Hey. Im thinking about creating matrix client based on telegram. I think their UI/UX is one of the best among messengers. Plus their android app is open source.
I have to take couple of things in consideration, like: licensing, technical details and some more. Its very possible from the technical perspective and pretty unclear from the licensing/legal perspective (since they could change license any moment or even go private).
In this post i would mostly like to know if open source community even wants anything related to telegram. Not everyone likes it. The project would target mainly open source community and will be public as well.
So the questions: Do you think we would want it? And would you personally try it?
Thank you <3
Sorry, I’ve never used telegram and don’t typically use IRC type stuff because info is lost in the void, and I need time to collect my thoughts. I tried a matrix client around a year ago, but do not recall which one. I don’t use it often enough to have an app. I don’t like anything that keeps a persistent icon on my phone. I don’t even like the Andy WiFi and mobile data visible. IIRC the Matrix client I tried put an icon on my status bar, reduced my battery life substantially, and defaulted to notifications for nonsense.
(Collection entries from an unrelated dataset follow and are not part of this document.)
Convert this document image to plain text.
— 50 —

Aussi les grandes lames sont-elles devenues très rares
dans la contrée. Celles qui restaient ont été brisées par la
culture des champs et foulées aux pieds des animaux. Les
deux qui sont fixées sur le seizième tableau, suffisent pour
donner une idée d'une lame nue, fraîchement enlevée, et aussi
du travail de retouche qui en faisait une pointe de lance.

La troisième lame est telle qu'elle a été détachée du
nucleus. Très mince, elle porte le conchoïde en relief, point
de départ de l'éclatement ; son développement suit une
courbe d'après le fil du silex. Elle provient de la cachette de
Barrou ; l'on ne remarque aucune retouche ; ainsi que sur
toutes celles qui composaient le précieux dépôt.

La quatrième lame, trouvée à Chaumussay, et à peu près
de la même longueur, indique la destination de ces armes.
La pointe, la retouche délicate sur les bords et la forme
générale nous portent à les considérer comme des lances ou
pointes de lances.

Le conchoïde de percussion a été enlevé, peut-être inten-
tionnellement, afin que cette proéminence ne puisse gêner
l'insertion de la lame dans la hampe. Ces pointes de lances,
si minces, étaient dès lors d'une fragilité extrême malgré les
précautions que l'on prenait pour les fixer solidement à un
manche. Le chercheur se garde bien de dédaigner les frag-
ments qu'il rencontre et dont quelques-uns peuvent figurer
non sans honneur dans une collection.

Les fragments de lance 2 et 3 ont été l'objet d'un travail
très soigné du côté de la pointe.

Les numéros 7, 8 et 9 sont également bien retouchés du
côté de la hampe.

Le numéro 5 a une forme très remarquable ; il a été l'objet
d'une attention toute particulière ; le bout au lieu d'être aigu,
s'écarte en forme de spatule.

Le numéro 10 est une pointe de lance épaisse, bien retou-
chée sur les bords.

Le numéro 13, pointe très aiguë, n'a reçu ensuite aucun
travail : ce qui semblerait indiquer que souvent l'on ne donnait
I might use a matrix client if it were very light weight and didn’t intrude in any way. I would use it like SMS but for the internet. I’m weird though, like completely degoogled, use a whitelist firewall, and only accept messages and notifications of any kind if they are human messages by people in my contacts. I have a dozen FOSS apps total on mobile and do most things in browser… So probably not your best measure of user base, but no comments yet and I think what you’re doing is great.
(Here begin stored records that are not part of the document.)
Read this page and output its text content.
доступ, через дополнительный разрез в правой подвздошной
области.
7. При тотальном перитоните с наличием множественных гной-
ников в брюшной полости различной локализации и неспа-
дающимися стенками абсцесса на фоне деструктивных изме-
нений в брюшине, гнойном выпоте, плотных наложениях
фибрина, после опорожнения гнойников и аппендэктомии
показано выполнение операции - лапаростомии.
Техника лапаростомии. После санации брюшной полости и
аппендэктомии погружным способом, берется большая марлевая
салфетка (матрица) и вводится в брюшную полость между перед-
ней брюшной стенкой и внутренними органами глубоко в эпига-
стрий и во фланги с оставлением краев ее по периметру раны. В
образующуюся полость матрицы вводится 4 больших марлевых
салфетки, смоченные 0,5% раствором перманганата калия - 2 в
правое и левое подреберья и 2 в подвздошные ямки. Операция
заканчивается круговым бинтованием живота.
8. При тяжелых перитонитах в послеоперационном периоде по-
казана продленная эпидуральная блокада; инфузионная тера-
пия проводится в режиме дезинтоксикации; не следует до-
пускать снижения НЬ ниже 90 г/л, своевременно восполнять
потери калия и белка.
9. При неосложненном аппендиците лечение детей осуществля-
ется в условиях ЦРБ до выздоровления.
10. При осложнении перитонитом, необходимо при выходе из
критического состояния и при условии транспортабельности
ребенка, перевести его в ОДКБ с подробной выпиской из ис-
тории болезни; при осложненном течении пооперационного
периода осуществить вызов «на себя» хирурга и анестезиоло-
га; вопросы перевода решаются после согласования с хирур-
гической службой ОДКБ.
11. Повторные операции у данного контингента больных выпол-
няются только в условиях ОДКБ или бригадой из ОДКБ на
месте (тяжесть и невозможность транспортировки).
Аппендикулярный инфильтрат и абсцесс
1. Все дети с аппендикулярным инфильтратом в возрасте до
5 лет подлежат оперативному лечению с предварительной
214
Neither the Matrix clients nor servers are lightweight—largely by design. All of the clients take literal minutes to start up if you don’t use it regularly & chew thru data. Even if they managed to hide how slow syncing is, it is just being hidden & taking just as many resources in the background. The whole decentralized eventual consistency + chat history is permanent is a model that makes it this way. At least IRC understood the chat was ephemeral & the protocol—even v3—isn’t bloated.